Every day brings new confirmation that the alliance that staunchly supported the U.S.-led bombing of Iraq in 1991 and the subsequent freeing of Kuwait from Iraqi occupation has disintegrated. Most of the Middle East partners in the Persian Gulf War are now pressing for a peaceful outcome of the present crisis.

The defense minister of the United Arab Emirates, Mohammed bin Rashid Maktum, said, "We do not agree to attack Iraq" because of possible civilian casualties.

Saudi Arabia's defense minister, Prince Sultan, reiterated his government's refusal to let American planes use Saudi bases to launch air raids.

Here, Jordanian officials repeatedly expressed hope that bombing will not be necessary. Jordan has a complex relationship with Iraq: It depends on its ostracized neighbor for oil supplies. Today, the Jordanians signed a $225 million barter deal with Iraq, under which it will trade soap, cooking oil and other household goods for fuel.

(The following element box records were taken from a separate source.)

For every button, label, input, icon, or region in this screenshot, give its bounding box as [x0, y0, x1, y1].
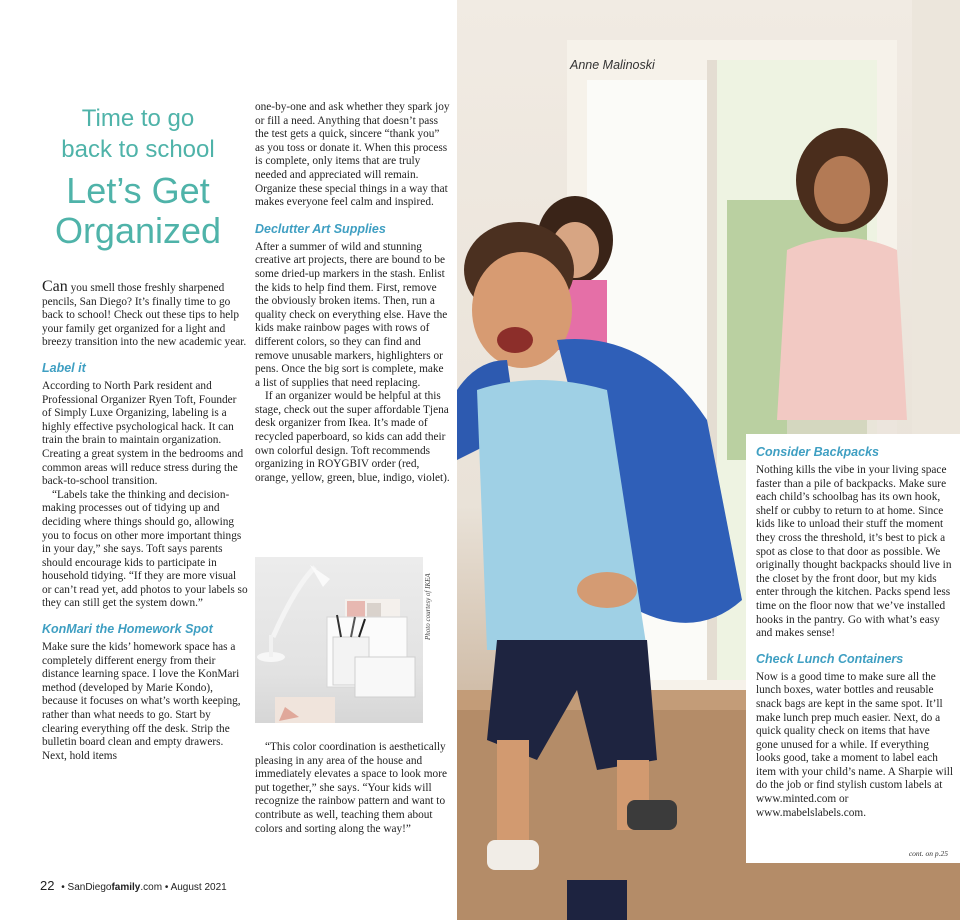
- page-footer: [40, 878, 227, 893]
- subheading-lunch: Check Lunch Containers: [756, 651, 904, 666]
- footer-site: [68, 882, 163, 893]
- desk-organizer-illustration: [255, 557, 423, 723]
- footer-site-bold: family: [111, 882, 141, 893]
- sidebar-panel: [746, 434, 960, 863]
- kicker-headline: [28, 103, 248, 165]
- label-it-paragraph-2: “Labels take the thinking and decision-making processes out of tidying up and deciding where things should go, allowing you to focus on other more important things in your day,” she says. Toft says parents should encourage kids to participate in household tidying. “If they are more visual or can’t read yet, add photos to your labels so they can still get the system down.”: [42, 488, 248, 610]
- quote-paragraph: “This color coordination is aesthetically pleasing in any area of the house and immediately elevates a space to look more put together,” she says. “Your kids will recognize the rainbow pattern and want to contribute as well, teaching them about colors and sorting along the way!”: [255, 741, 447, 835]
- photo-credit-ikea: Photo courtesy of IKEA: [424, 573, 432, 640]
- subheading-declutter-art: Declutter Art Supplies: [255, 221, 386, 236]
- continued-note: cont. on p.25: [908, 849, 948, 858]
- intro-text: you smell those freshly sharpened pencils, San Diego? It’s finally time to go back to school! Check out these tips to help your family get organized for a light and breezy transition into the new academic year.: [42, 282, 247, 349]
- lunch-paragraph: Now is a good time to make sure all the lunch boxes, water bottles and reusable snack bags are kept in the same spot. It’ll make lunch prep much easier. Next, do a quick quality check on items that have gone unused for a while. If everything looks good, take a moment to label each item with your child’s name. A Sharpie will do the job or find stylish custom labels at www.minted.com or www.mabelslabels.com.: [756, 670, 954, 819]
- footer-separator-1: •: [61, 882, 65, 893]
- konmari-paragraph: Make sure the kids’ homework space has a completely different energy from their distance learning space. I love the KonMari method (developed by Marie Kondo), because it focuses on what’s worth keeping, rather than what needs to go. Start by clearing everything off the desk. Strip the bulletin board clean and empty drawers. Next, hold items: [42, 641, 241, 762]
- column-middle: [255, 101, 451, 485]
- subheading-konmari: KonMari the Homework Spot: [42, 622, 213, 637]
- subheading-label-it: Label it: [42, 360, 86, 375]
- label-it-paragraph-1: According to North Park resident and Professional Organizer Ryen Toft, Founder of Simply Luxe Organizing, labeling is a highly effective psychological hack. It can train the brain to maintain organization. Creating a great system in the bedrooms and common areas will reduce stress during the back-to-school transition.: [42, 379, 244, 488]
- art-paragraph-1: After a summer of wild and stunning creative art projects, there are bound to be some dried-up markers in the stash. Enlist the kids to help find them. First, remove the obviously broken items. Then, run a quality check on everything else. Have the kids make rainbow pages with rows of different colors, so they can find and remove unusable markers, highlighters or pens. Once the big sort is complete, make a list of supplies that need replacing.: [255, 240, 448, 389]
- backpacks-section: [756, 442, 954, 820]
- column-left: [42, 280, 248, 763]
- subheading-backpacks: Consider Backpacks: [756, 445, 879, 459]
- backpacks-paragraph: Nothing kills the vibe in your living space faster than a pile of backpacks. Make sure each child’s schoolbag has its own hook, shelf or cubby to return to at home. Since kids like to unload their stuff the moment they cross the threshold, it’s best to pick a spot as close to that door as possible. We originally thought backpacks should live in the closet by the front door, but my kids enter through the kitchen. Packs spend less time on the floor now that we’ve installed hooks in the pantry. Go with what’s easy and makes sense!: [756, 464, 952, 640]
- footer-site-post: .com: [140, 882, 163, 893]
- intro-lead-word: Can: [42, 278, 68, 295]
- footer-issue: August 2021: [170, 882, 227, 893]
- page-number: 22: [40, 878, 55, 893]
- konmari-continued-paragraph: one-by-one and ask whether they spark joy or fill a need. Anything that doesn’t pass the test gets a quick, sincere “thank you” as you toss or donate it. When this process is complete, only items that are truly needed and appreciated will remain. Organize these special things in a way that makes everyone feel calm and inspired.: [255, 101, 450, 209]
- column-middle-quote: [255, 741, 451, 836]
- kicker-line-2: back to school: [61, 136, 215, 163]
- main-headline: [28, 171, 248, 251]
- art-paragraph-2: If an organizer would be helpful at this stage, check out the super affordable Tjena desk organizer from Ikea. It’s made of recycled paperboard, so kids can add their own colorful design. Toft recommends organizing in ROYGBIV order (red, orange, yellow, green, blue, indigo, violet).: [255, 390, 450, 484]
- headline-line-2: Organized: [54, 210, 222, 251]
- footer-site-pre: SanDiego: [67, 882, 112, 893]
- photographer-credit: Anne Malinoski: [570, 58, 655, 72]
- kicker-line-1: Time to go: [81, 105, 195, 132]
- headline-line-1: Let’s Get: [66, 170, 210, 211]
- intro-paragraph: [42, 280, 248, 350]
- footer-separator-2: •: [164, 882, 169, 893]
- desk-organizer-photo: [255, 557, 423, 723]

Jordan is exempt from U.N. prohibitions on trade with Iraq. The arid kingdom has been cut off from its main supplier, Saudi Arabia, since the Gulf War because King Hussein did not wholeheartedly condemn Iraq's invasion of Kuwait. Iraq also offers Jordan more favorable prices than Persian Gulf states that might also be willing to fill its fuel needs.